Get ready to lose 10 pounds! By paying attention to the amount of food
you eat, eliminating unnecessary sugar and fat from your foods and making sure
you include absolutely delicious meals and snacks to keep your taste buds
happy. Use this easy-to-follow and super healthy diet plan to lose the first
10, the last 10, or any 10 in between! Because it’s a balanced and flexible
program, you can stay on this diet as long as it takes.
Top Fast Secrets
- Keep track
of everything you eat and drink. No need to estimate calories – just write
down the type of food or beverage and the amount.
- Cut your
fat intake in half, that means half as much margarine or butter on toast,
vegetables and your muffin, half the mayonnaise on your sandwich, and half
the oil in the pan when you saute foods.

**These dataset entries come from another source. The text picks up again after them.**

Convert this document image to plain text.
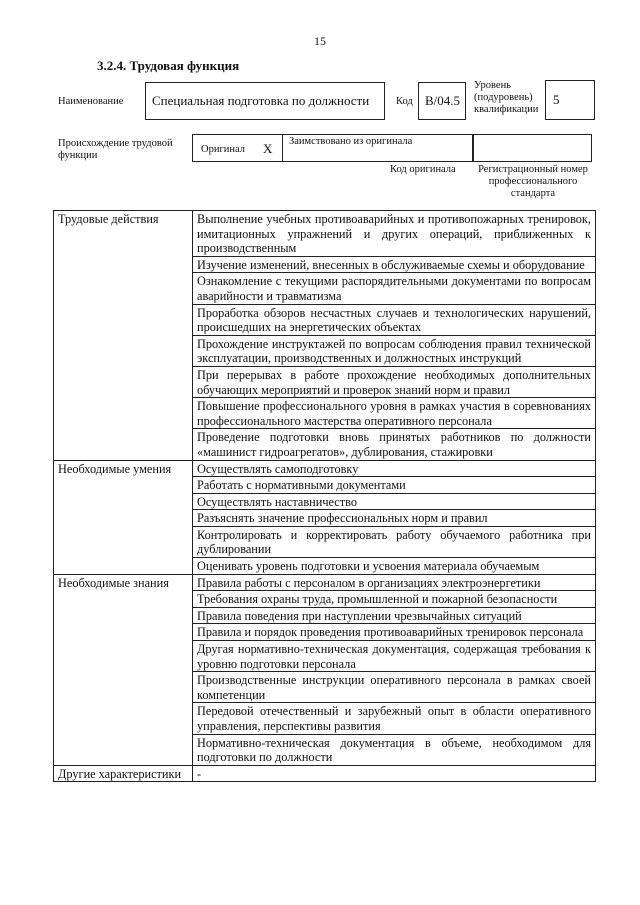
15
3.2.4. Трудовая функция
Наименование Специальная подготовка по должности	Код B/04.5
Уровень (подуровень) квалификации
5
Происхождение трудовой функции
Оригинал X Заимствовано из оригинала
Код оригинала	Регистрационный номер профессионального стандарта
Трудовые действия	Выполнение учебных противоаварийных и противопожарных тренировок, имитационных упражнений и других операций, приближенных к производственным
	Изучение изменений, внесенных в обслуживаемые схемы и оборудование
	Ознакомление с текущими распорядительными документами по вопросам аварийности и травматизма
	Проработка обзоров несчастных случаев и технологических нарушений, происшедших на энергетических объектах
	Прохождение инструктажей по вопросам соблюдения правил технической эксплуатации, производственных и должностных инструкций
	При перерывах в работе прохождение необходимых дополнительных обучающих мероприятий и проверок знаний норм и правил
	Повышение профессионального уровня в рамках участия в соревнованиях профессионального мастерства оперативного персонала
	Проведение подготовки вновь принятых работников по должности «машинист гидроагрегатов», дублирования, стажировки
Необходимые умения	Осуществлять самоподготовку
	Работать с нормативными документами
	Осуществлять наставничество
	Разъяснять значение профессиональных норм и правил
	Контролировать и корректировать работу обучаемого работника при дублировании
	Оценивать уровень подготовки и усвоения материала обучаемым
Необходимые знания	Правила работы с персоналом в организациях электроэнергетики
	Требования охраны труда, промышленной и пожарной безопасности
	Правила поведения при наступлении чрезвычайных ситуаций
	Правила и порядок проведения противоаварийных тренировок персонала
	Другая нормативно-техническая документация, содержащая требования к уровню подготовки персонала
	Производственные инструкции оперативного персонала в рамках своей компетенции
	Передовой отечественный и зарубежный опыт в области оперативного управления, перспективы развития
	Нормативно-техническая документация в объеме, необходимом для подготовки по должности
Другие характеристики	-
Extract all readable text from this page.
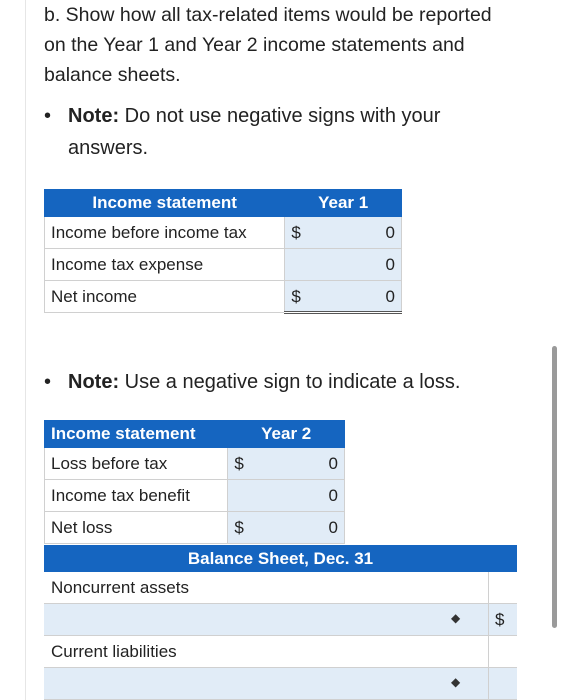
b. Show how all tax-related items would be reported on the Year 1 and Year 2 income statements and balance sheets.
• Note: Do not use negative signs with your answers.
Income statement	Year 1
Income before income tax	$ 0

Income tax expense	0

Net income	$ 0
• Note: Use a negative sign to indicate a loss.
Income statement	Year 2
Loss before tax	$ 0

Income tax benefit	0

Net loss	$ 0
Balance Sheet, Dec. 31
Noncurrent assets
◆ $
Current liabilities
◆
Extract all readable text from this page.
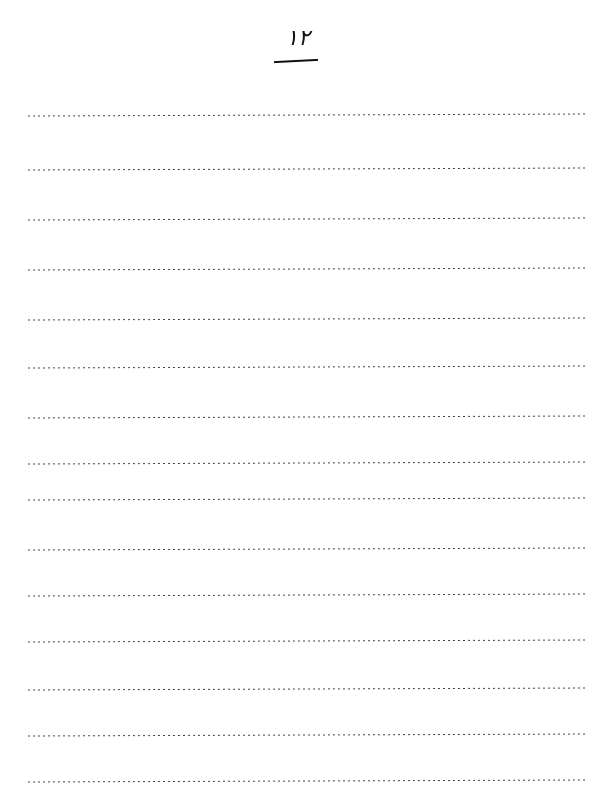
١٢
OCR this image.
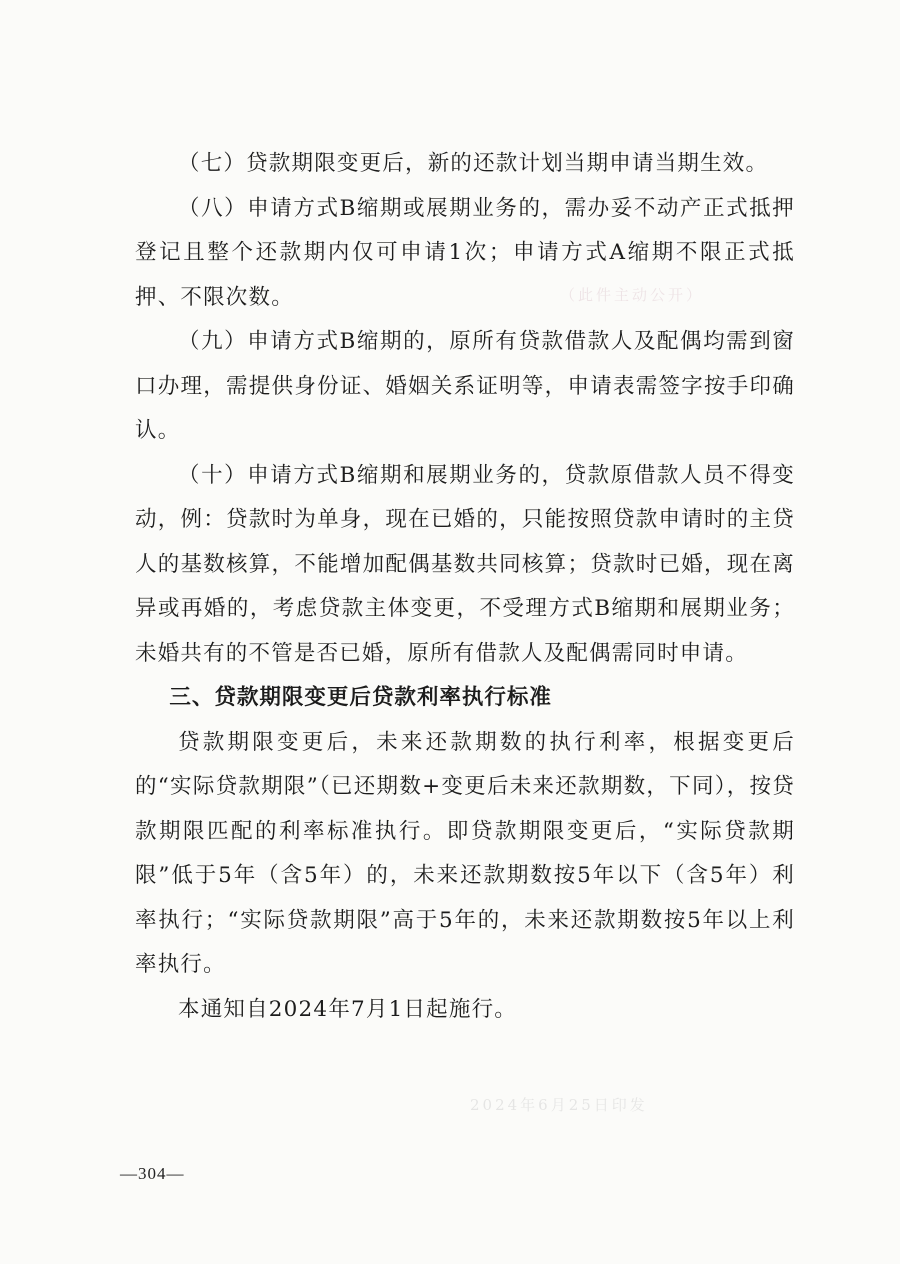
（此件主动公开）
2024年6月25日印发

（七）贷款期限变更后，新的还款计划当期申请当期生效。

（八）申请方式B缩期或展期业务的，需办妥不动产正式抵押登记且整个还款期内仅可申请1次；申请方式A缩期不限正式抵押、不限次数。

（九）申请方式B缩期的，原所有贷款借款人及配偶均需到窗口办理，需提供身份证、婚姻关系证明等，申请表需签字按手印确认。

（十）申请方式B缩期和展期业务的，贷款原借款人员不得变动，例：贷款时为单身，现在已婚的，只能按照贷款申请时的主贷人的基数核算，不能增加配偶基数共同核算；贷款时已婚，现在离异或再婚的，考虑贷款主体变更，不受理方式B缩期和展期业务；未婚共有的不管是否已婚，原所有借款人及配偶需同时申请。

三、贷款期限变更后贷款利率执行标准

贷款期限变更后，未来还款期数的执行利率，根据变更后的“实际贷款期限”（已还期数+变更后未来还款期数，下同），按贷款期限匹配的利率标准执行。即贷款期限变更后，“实际贷款期限”低于5年（含5年）的，未来还款期数按5年以下（含5年）利率执行；“实际贷款期限”高于5年的，未来还款期数按5年以上利率执行。

本通知自2024年7月1日起施行。

—304—
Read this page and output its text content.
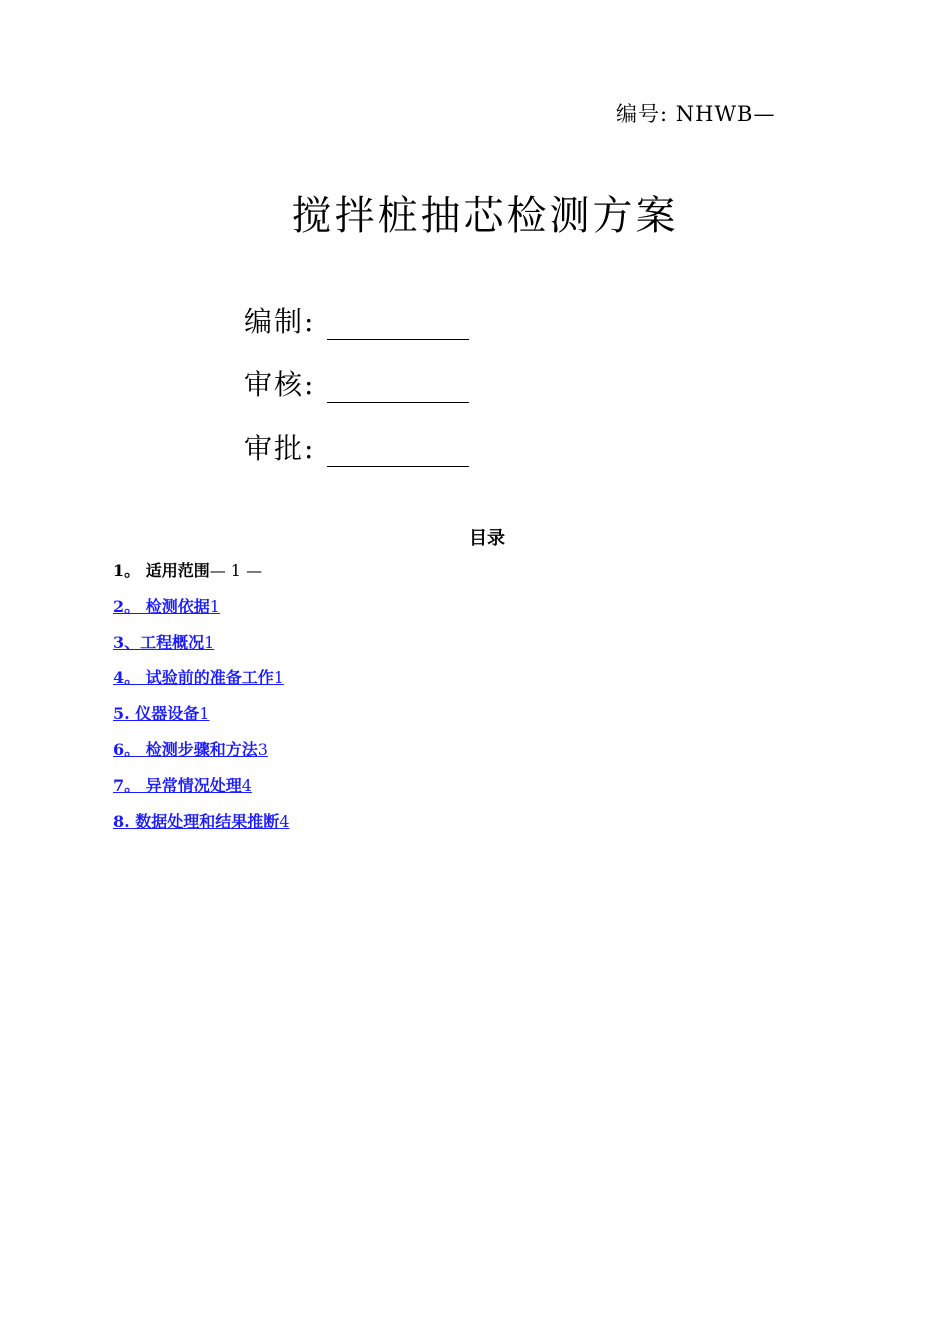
编号: NHWB—
搅拌桩抽芯检测方案
编制:
审核:
审批:
目录
1。 适用范围— 1 —
2。 检测依据1
3、工程概况1
4。 试验前的准备工作1
5. 仪器设备1
6。 检测步骤和方法3
7。 异常情况处理4
8. 数据处理和结果推断4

You get the idea!
- Limit the
sugar treats to three times per week maximum.
- Include
good sources of protein at meal, chicken, fish, legumes, peanut, cottage
cheese, eggs or yogurt.
- Eat at
least one meatless lunch and dinner each week to reduce fat, increase
fiber, and get yourself into the habit of building meals around whole
grains, beans and vegetables.
- If you’re
not currently using skim milk, go down to the level of fat content in the
milk you use. For example, if you currently use two percent, use only one
percent. If you insist on whole milk, try two percent.
- Eat at
least two servings of fresh fruit every day. Choose whatever type of fruit
is in season.
- Instead of
fruit juice for breakfast or snack, drink water. Add a slice of lemon or
lime for zest.
- Include
two servings of vegetables with lunch and dinner, for a total of at least
four servings per day.
- Choose one
to two servings of foods made from whole grains with every meal.
- Shut off
the TV whenever you eat – that includes meals and snacks. Studies show
that we automatically eat larger portions when we snack in front of the
tube, and typically those foods are high in fat and sugar, which means
excess calories!
- Choose
calories you can chew – that means only calorie-free beverages (except for
milk) Sodas are loaded with empty calories, and fruit juices provide less
fiber and vitamins per calorie than the fruit they’re made from.
- Plan ahead
for meals and snacks so you know exactly what you plan to eat. Last-minute
choice tends to be higher in calories and lower in satisfaction.